Experiments used in Average-Reward Soft Actor-Critic by Jacob Adamczyk, Volodymyr Makarenko, Stas Tiomkin, and Rahul V. Kulkarni.

Environments: Gridworlds, Gymnasium's classic control and Mujoco.

Installation:

tested with python 3.12

  1. Clone the repo git clone --recurse-submodules https://github.com/BobMak/asac.git

  2. Install the dependencies

2.a using pdm

pdm use 3.12
pdm install

2.b using venv with python3.12

pip venv .
source .venv/bin/activate
pip install -e .
  1. activate the environment
    pdm: $(pdm venv activate)
    venv: source .venv/bin/activate

Experiments

Run a single ASAC or arDDPG training run for a specified environment:

python experiments/finetuned_runs.py --algo [asac|arddpg|sac] --env_id HalfCheetah-v5 [--exp-name experimentname]

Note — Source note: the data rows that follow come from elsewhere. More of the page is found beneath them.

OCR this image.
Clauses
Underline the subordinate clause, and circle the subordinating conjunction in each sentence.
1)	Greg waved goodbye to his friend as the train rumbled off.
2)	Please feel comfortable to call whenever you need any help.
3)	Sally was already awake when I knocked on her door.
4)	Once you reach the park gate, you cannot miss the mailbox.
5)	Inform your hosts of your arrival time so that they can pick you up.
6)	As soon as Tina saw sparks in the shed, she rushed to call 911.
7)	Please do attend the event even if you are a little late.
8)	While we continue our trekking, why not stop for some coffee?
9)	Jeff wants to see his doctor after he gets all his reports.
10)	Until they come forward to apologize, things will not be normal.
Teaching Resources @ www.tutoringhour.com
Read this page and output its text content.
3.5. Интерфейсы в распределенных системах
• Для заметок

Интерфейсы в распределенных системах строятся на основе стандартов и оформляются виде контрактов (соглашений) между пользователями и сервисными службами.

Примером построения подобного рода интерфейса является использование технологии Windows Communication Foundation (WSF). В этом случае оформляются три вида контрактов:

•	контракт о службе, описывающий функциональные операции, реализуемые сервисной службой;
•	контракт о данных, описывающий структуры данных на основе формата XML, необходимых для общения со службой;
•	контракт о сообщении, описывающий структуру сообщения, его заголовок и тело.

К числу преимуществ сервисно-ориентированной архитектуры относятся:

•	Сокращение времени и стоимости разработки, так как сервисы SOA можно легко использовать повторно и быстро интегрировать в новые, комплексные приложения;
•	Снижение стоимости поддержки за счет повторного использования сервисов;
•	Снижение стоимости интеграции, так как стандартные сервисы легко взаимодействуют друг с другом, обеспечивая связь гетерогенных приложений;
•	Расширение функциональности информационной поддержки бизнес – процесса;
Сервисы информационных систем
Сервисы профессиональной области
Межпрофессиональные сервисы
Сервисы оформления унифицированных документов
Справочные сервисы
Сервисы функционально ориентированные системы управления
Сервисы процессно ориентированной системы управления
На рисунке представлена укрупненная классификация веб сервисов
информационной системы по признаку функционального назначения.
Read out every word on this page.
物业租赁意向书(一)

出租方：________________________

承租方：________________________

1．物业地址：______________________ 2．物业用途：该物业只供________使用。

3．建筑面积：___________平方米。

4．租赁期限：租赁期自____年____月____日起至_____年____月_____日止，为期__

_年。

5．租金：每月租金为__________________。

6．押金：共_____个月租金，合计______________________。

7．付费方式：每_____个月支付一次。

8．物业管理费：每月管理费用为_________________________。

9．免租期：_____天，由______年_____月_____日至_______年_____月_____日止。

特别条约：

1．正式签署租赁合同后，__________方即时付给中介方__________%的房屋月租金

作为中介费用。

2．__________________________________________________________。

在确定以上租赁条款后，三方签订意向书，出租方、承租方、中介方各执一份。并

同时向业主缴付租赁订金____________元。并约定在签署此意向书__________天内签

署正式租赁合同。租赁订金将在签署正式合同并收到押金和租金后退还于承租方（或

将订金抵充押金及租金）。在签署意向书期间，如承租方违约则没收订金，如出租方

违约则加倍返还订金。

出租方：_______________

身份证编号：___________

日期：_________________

Run a single ATRPO and APO training run for a specified environment:

python experiments/apo_runs.py --algo [atrpo|appo] --env_id HalfCheetah-v5 [--exp_name experimentname]

We run each experimental configuration 30 times.

Put all of the ATRPO and APO results into the common experiment directory:

./process_rlpyt_logs.sh [experimentname]

Plotting the results:

python experiments/comparison_plotter.py -e HalfCheetah-v5 [-n experimentname]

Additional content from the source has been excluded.